Outro dia, um amigo, dono de uma loja de celular, me ligou desesperado. "Cara, não aguento mais. Vendi uma película hoje, o cliente pagou no PIX, e eu não faço a menor ideia se ganhei ou perdi dinheiro nessa venda."

Eu conheço essa história. Você compra um lote de capinhas, um monte de cabo, película pra tudo quanto é modelo. As caixas chegam, você joga tudo numa gaveta ou pendura na parede. Quando um cliente pede, você caça, acha, fala um preço que vem na cabeça e vida que segue. No fim do mês, olha o extrato e a conta não fecha.

A real é que acessório de celular parece dinheiro fácil, mas é onde muito dono de loja sangra sem perceber. A margem é boa, mas o giro é traiçoeiro. Um modelo de celular sai de linha e aquela gaveta de capinhas vira dinheiro parado, lixo. Se você não sabe o que tem, quanto pagou e há quanto tempo tá aí, você não tá gerindo, tá torcendo.

Então, vamos sentar pra esse café e colocar um pingo no "i". Controlar estoque de acessório não é sobre ser chato ou burocrático. É sobre saber onde seu dinheiro está e fazê-lo trabalhar pra você.

Por onde eu começo a organizar esse mar de capinhas e cabos?

Primeiro, vamos parar de chamar as coisas de "capinha do iPhone 14" ou "cabo tipo C". Isso não é controle, é apelido.
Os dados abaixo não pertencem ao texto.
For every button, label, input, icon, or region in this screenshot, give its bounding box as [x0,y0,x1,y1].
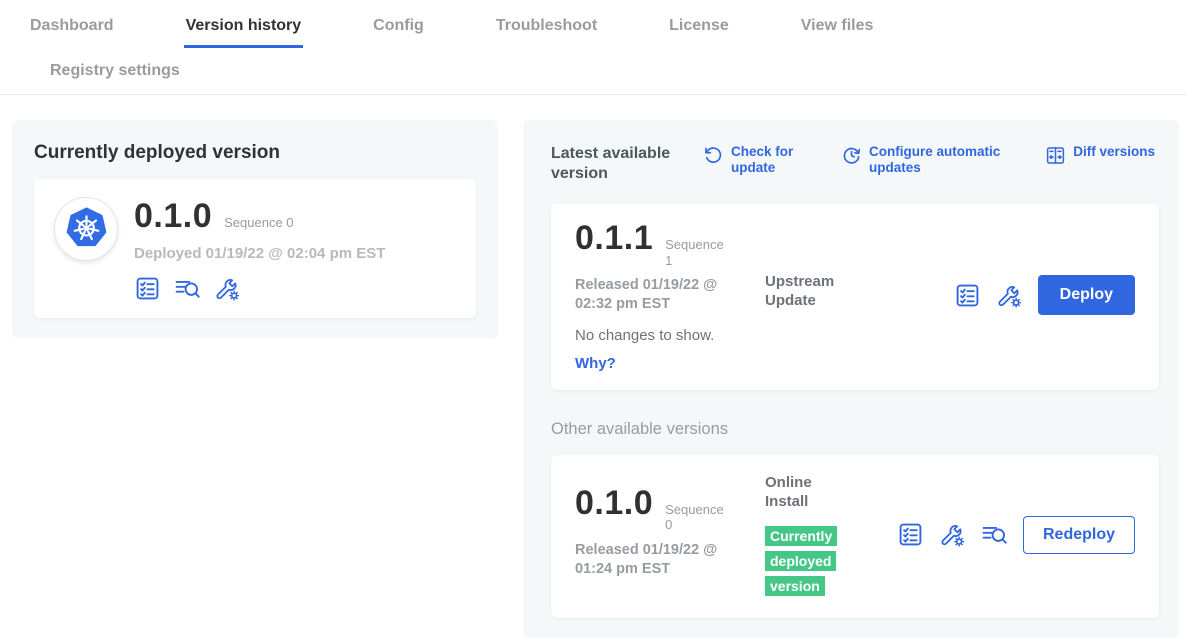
latest-source-column: Upstream Update [765,219,897,372]
deployed-version-number: 0.1.0 [134,197,212,236]
kubernetes-logo-icon [63,206,110,253]
latest-available-panel: Latest available version Check for updat… [523,120,1179,638]
latest-version-info: 0.1.1 Sequence 1 Released 01/19/22 @ 02:… [575,219,765,372]
deploy-logs-icon[interactable] [174,275,201,302]
automatic-updates-icon [841,145,862,166]
deployed-timestamp: Deployed 01/19/22 @ 02:04 pm EST [134,245,385,262]
tab-troubleshoot[interactable]: Troubleshoot [494,5,599,48]
top-navigation: Dashboard Version history Config Trouble… [0,0,1186,95]
other-version-number: 0.1.0 [575,484,653,523]
currently-deployed-title: Currently deployed version [34,142,476,164]
tab-dashboard[interactable]: Dashboard [28,5,116,48]
check-for-update-label: Check for update [731,144,805,176]
deploy-logs-icon[interactable] [981,521,1008,548]
other-source-column: Online Install Currently deployed versio… [765,470,897,600]
other-released-timestamp: Released 01/19/22 @ 01:24 pm EST [575,541,751,579]
other-available-versions-heading: Other available versions [551,420,1159,439]
tab-registry-settings[interactable]: Registry settings [48,50,182,93]
latest-available-title: Latest available version [551,144,703,184]
currently-deployed-badge-wrap: Currently deployed version [765,525,841,599]
edit-config-icon[interactable] [996,282,1023,309]
deploy-button[interactable]: Deploy [1038,275,1135,315]
tab-view-files[interactable]: View files [799,5,876,48]
latest-sequence-label: Sequence 1 [665,237,731,268]
why-link[interactable]: Why? [575,355,765,372]
deployed-sequence-label: Sequence 0 [224,215,293,230]
diff-versions-icon [1045,145,1066,166]
configure-automatic-updates-button[interactable]: Configure automatic updates [841,144,1005,176]
other-version-info: 0.1.0 Sequence 0 Released 01/19/22 @ 01:… [575,470,765,600]
tab-license[interactable]: License [667,5,731,48]
latest-available-header: Latest available version Check for updat… [551,144,1159,184]
redeploy-button[interactable]: Redeploy [1023,516,1135,554]
tab-config[interactable]: Config [371,5,426,48]
check-for-update-icon [703,145,724,166]
latest-released-timestamp: Released 01/19/22 @ 02:32 pm EST [575,276,751,314]
edit-config-icon[interactable] [939,521,966,548]
deployed-version-details: 0.1.0 Sequence 0 Deployed 01/19/22 @ 02:… [134,197,385,302]
currently-deployed-badge: Currently deployed version [765,526,837,596]
diff-versions-button[interactable]: Diff versions [1045,144,1155,166]
main-content: Currently deployed version 0.1.0 Sequenc… [0,95,1186,638]
configure-automatic-updates-label: Configure automatic updates [869,144,1005,176]
latest-version-card: 0.1.1 Sequence 1 Released 01/19/22 @ 02:… [551,204,1159,390]
latest-source-label: Upstream Update [765,273,849,311]
preflight-checks-icon[interactable] [954,282,981,309]
check-for-update-button[interactable]: Check for update [703,144,805,176]
nav-row-2: Registry settings [28,48,1186,94]
latest-actions-column: Deploy [954,275,1135,315]
app-logo-circle [54,197,118,261]
diff-versions-label: Diff versions [1073,144,1155,160]
currently-deployed-panel: Currently deployed version 0.1.0 Sequenc… [12,120,498,338]
other-actions-column: Redeploy [897,516,1135,554]
edit-config-icon[interactable] [214,275,241,302]
preflight-checks-icon[interactable] [134,275,161,302]
latest-version-number: 0.1.1 [575,219,653,258]
preflight-checks-icon[interactable] [897,521,924,548]
other-version-card: 0.1.0 Sequence 0 Released 01/19/22 @ 01:… [551,455,1159,618]
no-changes-note: No changes to show. [575,327,765,344]
other-sequence-label: Sequence 0 [665,502,731,533]
deployed-version-card: 0.1.0 Sequence 0 Deployed 01/19/22 @ 02:… [34,179,476,318]
other-source-label: Online Install [765,474,849,512]
tab-version-history[interactable]: Version history [184,5,304,48]
nav-row-1: Dashboard Version history Config Trouble… [28,0,1186,48]
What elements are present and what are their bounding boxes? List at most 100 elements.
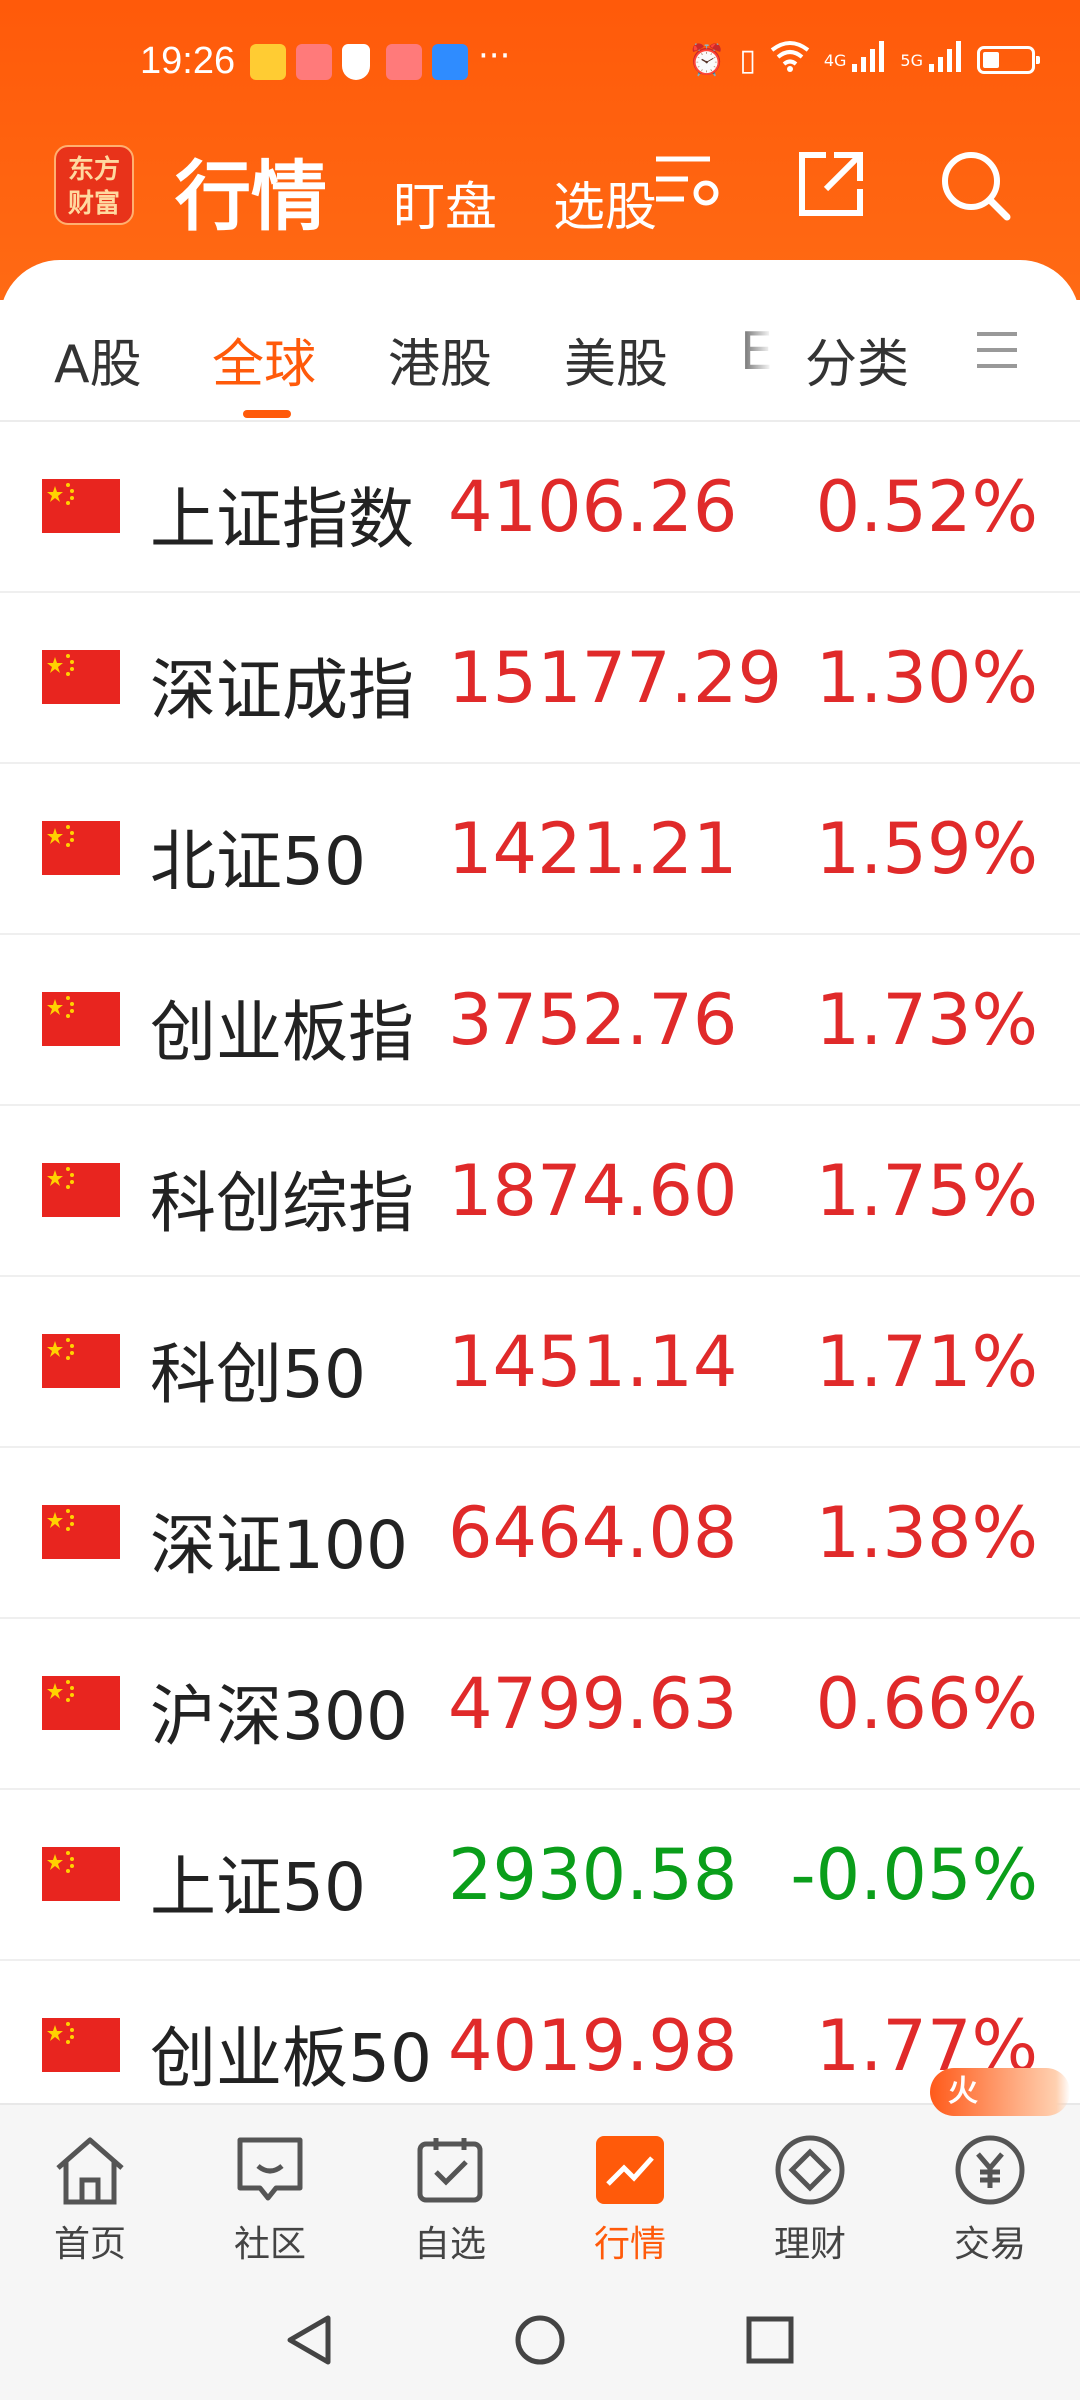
- index-change: 0.66%: [815, 1663, 1038, 1745]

O primeiro passo, o mais importante de todos, é catalogar.

Pensa comigo: cada item diferente que você vende é um produto único. Uma capinha de silicone transparente para o Samsung S23 é um produto. A mesma capinha, só que preta, é OUTRO produto. O cabo USB-C de 1 metro é um produto, o de 2 metros é outro.

Você precisa dar um "RG" pra cada um deles. O nome técnico pra isso é SKU (Stock Keeping Unit), mas pode chamar de código, como quiser. O importante é criar um padrão. Por exemplo:

  • **CAP-S23-SIL-TR:** Capinha para Samsung S23, de Silicone, Transparente.
  • **PEL-IP15P-VID:** Película para iPhone 15 Pro, de Vidro.
  • **CAB-USBC-1M-BRA:** Cabo USB-C de 1 Metro, Branco.

Parece complicado? No começo, dá um trabalhinho, sim. Você vai ter que sentar um dia, pegar todo seu estoque e etiquetar. Mas depois que você faz isso, a mágica acontece. Você para de procurar "aquela capinha azul" e passa a procurar um código. Você sabe exatamente quantos itens daquele código tem no estoque. Sem isso, qualquer outra tentativa de controle vai furar.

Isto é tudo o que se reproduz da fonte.